Eavesdropping: Eavesdropping is as an electronic attack where digital communications are intercepted by an individual whom they are not intended. 
This is done in two main ways: Directly listening to digital or analog voice communication or the interception or sniffing of data relating to any form of communication.

Eavesdropping is the act of intercepting communications between two points. 

In the digital world, eavesdropping takes the form of sniffing for data in what is called network eavesdropping. A specialized program is used to sniff and record packets of data communications from a network and then subsequently listened to or read using cryptographic tools for analysis and decryption.
For example, Voice over IP (VoIP) calls made using IP-based communication can be picked up and recorded using protocol analyzers and then converted to audio files using other specialized software.
Data sniffing is easily done on a local network that uses a HUB since all communications are sent to all the ports (non-recipients just drop the data) and a sniffer will simply accept all of the incoming data. 
This goes the same for wireless networking where data is broadcast so even non-recipients can receive the data if they have the proper tools. 
Actual eavesdropping, that is the simple act of listening to other people talk without them knowing it, can be done using current technology such as hidden microphones and recorders. 
Hacking into devices such as IP phones is also done in order to eavesdrop on the owner of the phone by remotely activating the speaker phone function. 
Devices with microphones including laptops and cell phones also can be hacked to remotely activate their microphones and discretely send data to the attacker.

Phishing: Phishing is the act of sending an email to a user falsely claiming to be an established legitimate enterprise in an attempt to scam the user into surrendering private information that will be used for identity theft. Phishing email will typically direct the user to visit a website where they are asked to update personal information, such as a password, credit card, social security, or bank account numbers, that the legitimate organization already has. The website, however, is bogus and will capture and steal any information the user enters on the page.
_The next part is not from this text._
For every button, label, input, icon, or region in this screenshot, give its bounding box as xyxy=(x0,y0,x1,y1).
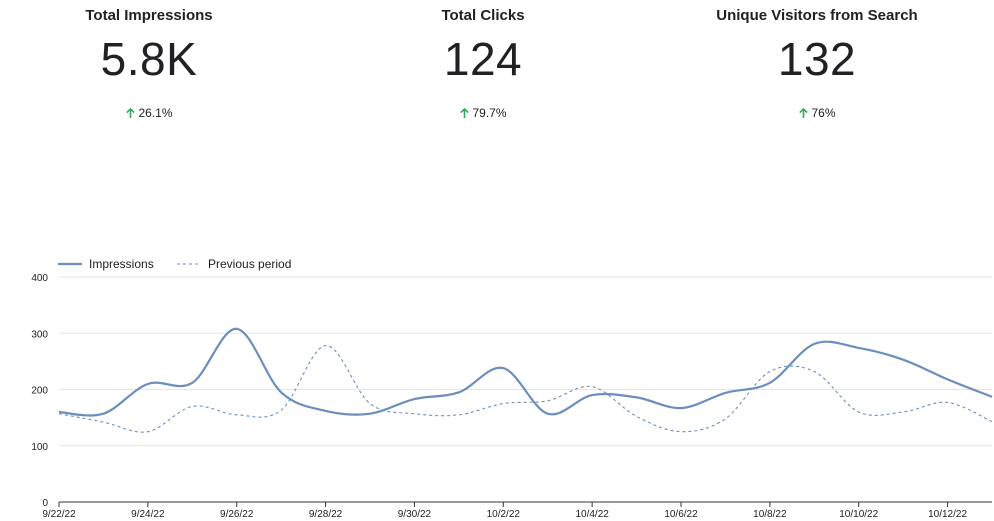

Identity verification: As services and socialising shifted online, identifying each other digitally has become increasingly important. 
How can we do this securely, without impacting users’ experience? Let us explore the trends in online identity verification, looking at the key solutions and implications for businesses and users. 
Exposing more personal information about ourselves and revealing our true identities online opens up great opportunities and risks. Organisations must navigate (and mitigate) these for their users.
Consequently, a number of solutions have emerged to validate who we are online.

Two-Step Verification
Creating a username and password to access specific websites is the most familiar online identity system. But, we’ve known it’s a broken process for years. 
It’s too difficult to create and manage unique, elaborate passwords for each online account we have. And even the idea that a ‘strong password’ can protect us is now a fantasy, with hackers regularly breaking into computer systems and releasing username and password data.
Worse than this, plenty of us daisy-chain accounts to our main email address; creating a single point of failure for hackers to exploit, gaining entry to countless more with ease. 
The most common solution is two-factor authentication: requesting knowledge (such as an alphanumerical ‘secret’) and possession (adding a physical level) for a user to verify themselves. Cash machines were the original implementation of this idea, requiring possession of a physical card and remembering a secret PIN. 
The trick is establishing a second, physical authenticator that is secure, but doesn’t inconvenience the user.
For example, many companies have avoided the delay and cost of issuing unique physical tokens (such as a key fob, or card reader); instead, asking users to add a mobile contact number and enter unique codes sent via SMS.